Because I shared my mistake, I also want to share how I avoided it when it came around again. If it helps you, celebrate! Celebrating victories is an important step in making a habit out of good decisions.
Here’s how you can avoid taking the hook of a marketing involvement that isn’t good for you.
- What do you want to achieve in the next year?
- What do you need to do to make that happen? (Include research and discussing the plan with others in your field)
- What is the right order of the steps you need to take?
- Line up the steps in the order so that each step completes an action toward your goal.
- You don’t have to wait till January to start a plan. Anytime is good.

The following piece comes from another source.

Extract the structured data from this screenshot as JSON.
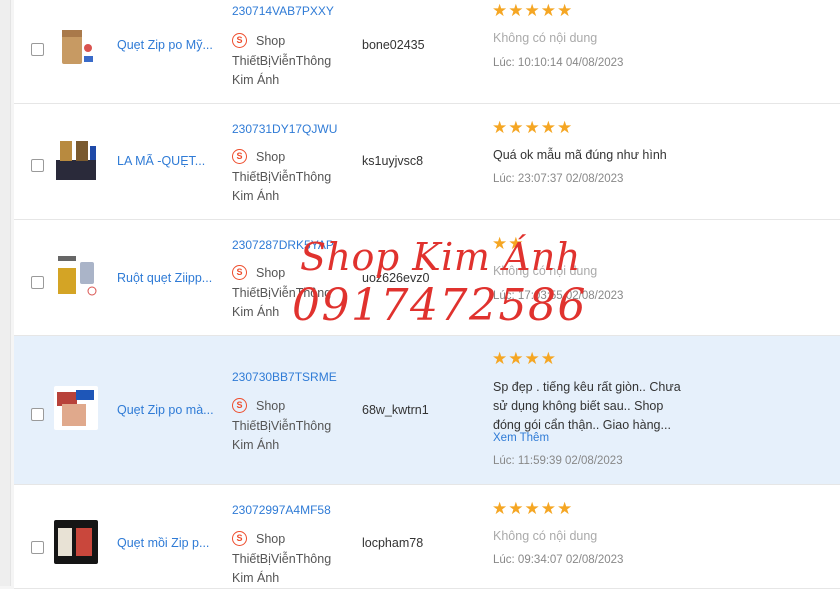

- Five year plans are fine, but no one knows what will be invented to change your market or audience. Start with a one-year plan and break it into 12 steps.

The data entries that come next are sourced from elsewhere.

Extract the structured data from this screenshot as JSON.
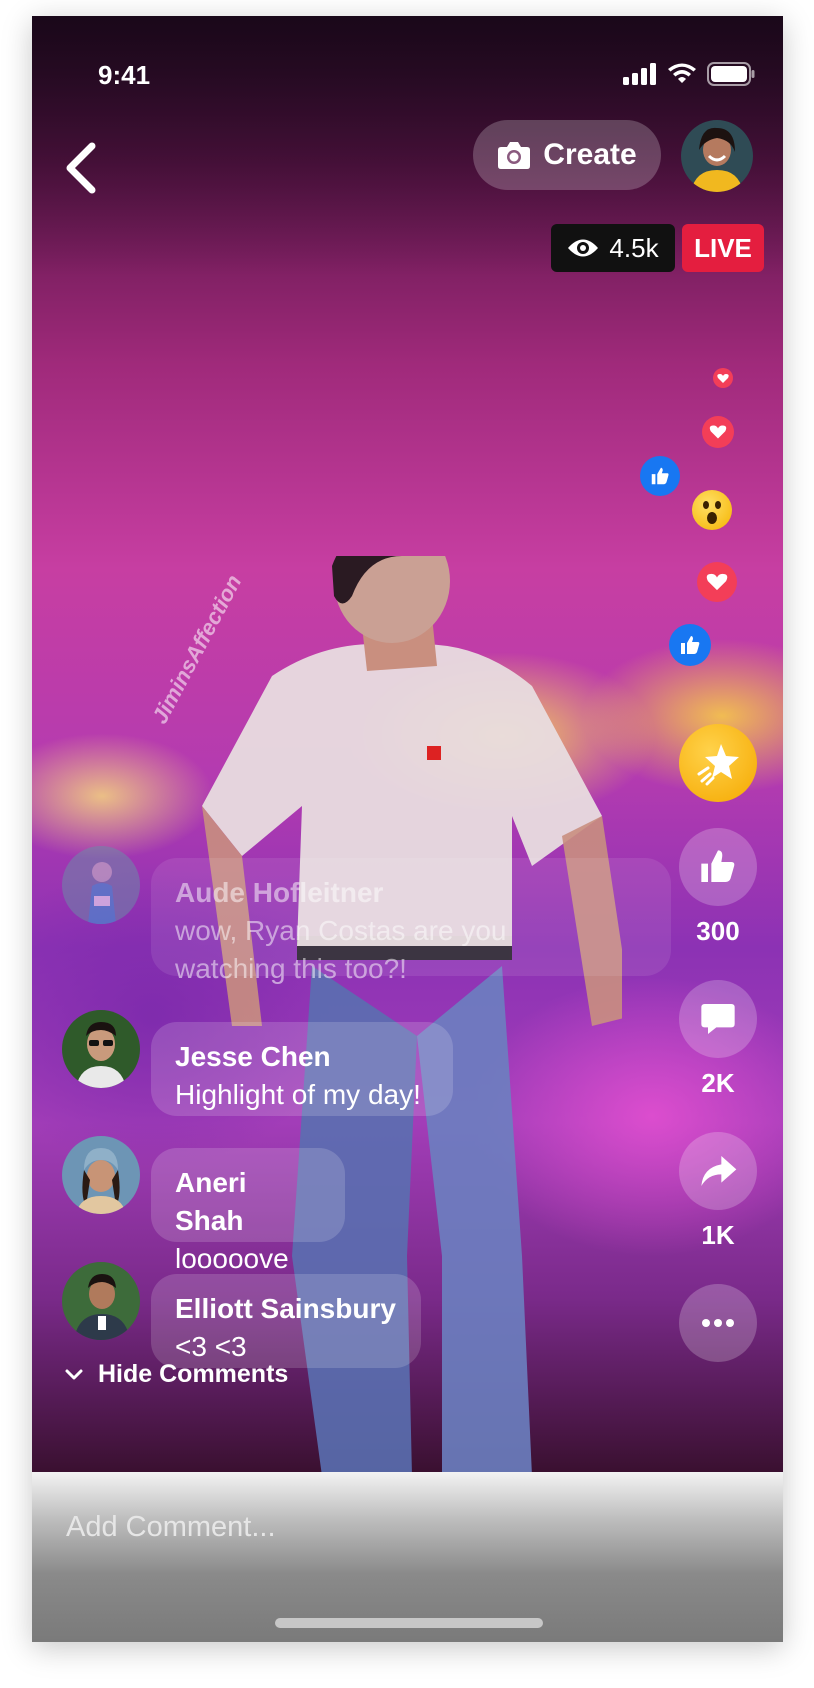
{
  "status": {
    "time": "9:41"
  },
  "header": {
    "create_label": "Create"
  },
  "stream": {
    "viewers": "4.5k",
    "live_label": "LIVE",
    "watermark": "JiminsAffection"
  },
  "actions": [
    {
      "icon": "star-icon",
      "count": ""
    },
    {
      "icon": "like-icon",
      "count": "300"
    },
    {
      "icon": "comment-icon",
      "count": "2K"
    },
    {
      "icon": "share-icon",
      "count": "1K"
    },
    {
      "icon": "more-icon",
      "count": ""
    }
  ],
  "comments": [
    {
      "name": "Aude Hofleitner",
      "text_line1": "wow, Ryan Costas are you",
      "text_line2": "watching this too?!"
    },
    {
      "name": "Jesse Chen",
      "text": "Highlight of my day!"
    },
    {
      "name": "Aneri Shah",
      "text": "looooove"
    },
    {
      "name": "Elliott Sainsbury",
      "text": "<3 <3"
    }
  ],
  "hide_comments_label": "Hide Comments",
  "input": {
    "placeholder": "Add Comment..."
  },
  "colors": {
    "live": "#e41e3f",
    "like_blue": "#1877f2",
    "love_red": "#f33e58",
    "star_gold": "#f5a800"
  }
}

Second, keep the goal in front of you. Everything that doesn’t lead to your goal is a distraction. Distractions are tempting, make you want to change goals, or start a new direction. Distractions are the biggest pitfall to getting what you want. My first victory was not following a distraction. It was tempting, easy, and made my heart beat faster. Good sign. But it didn’t feel like freedom, it felt like renewed regret, and that’s a sign to ignore it.
Third, look at the opportunity and see what it holds for your goals. A real opportunity may not be a money-maker. You will also need building blocks, community-building, and sharing success.
Sometimes you need to stretch our your hand for help, sometimes you can stretch our your hand to offer help. Both involve holding out a hand, and both are important for building a business. I like paying it forward–thanking people publicly, helping someone without expectation or acknowledgment, because it makes it easier for me to ask for help when I need it. Asking for help provides an opportunity for someone else to step up.
Fourth, ask for what you need. Be clear and set limits. Answer questions. Accept “no” for an answer politely. There is a difference between re-visiting a request and acting out until you get what you want.
Fifth, do not act out of anger or fear. Choosing to do something because you want to get attention from someone who hurt you or hurt someone to pay them back for hurt they inflicted on you . . .well, there is no end to that cycle. That was my second decision. Someone pushed a button–a big one. I thought a long time about how I wanted to take the hook and react. And then closed my computer and walked away. Fear and anger breed more fear and anger. If that’s not what you want, find another answer.
The hook didn’t make contact today. And I’m a bit closer to my goal for this year.
What hook will you avoid–envy? the easy answer? not choosing your own creativity? Celebrate when you avoid the hook.
—Quinn McDonald is celebrating this victory by starting a new project, without regret, in her studio.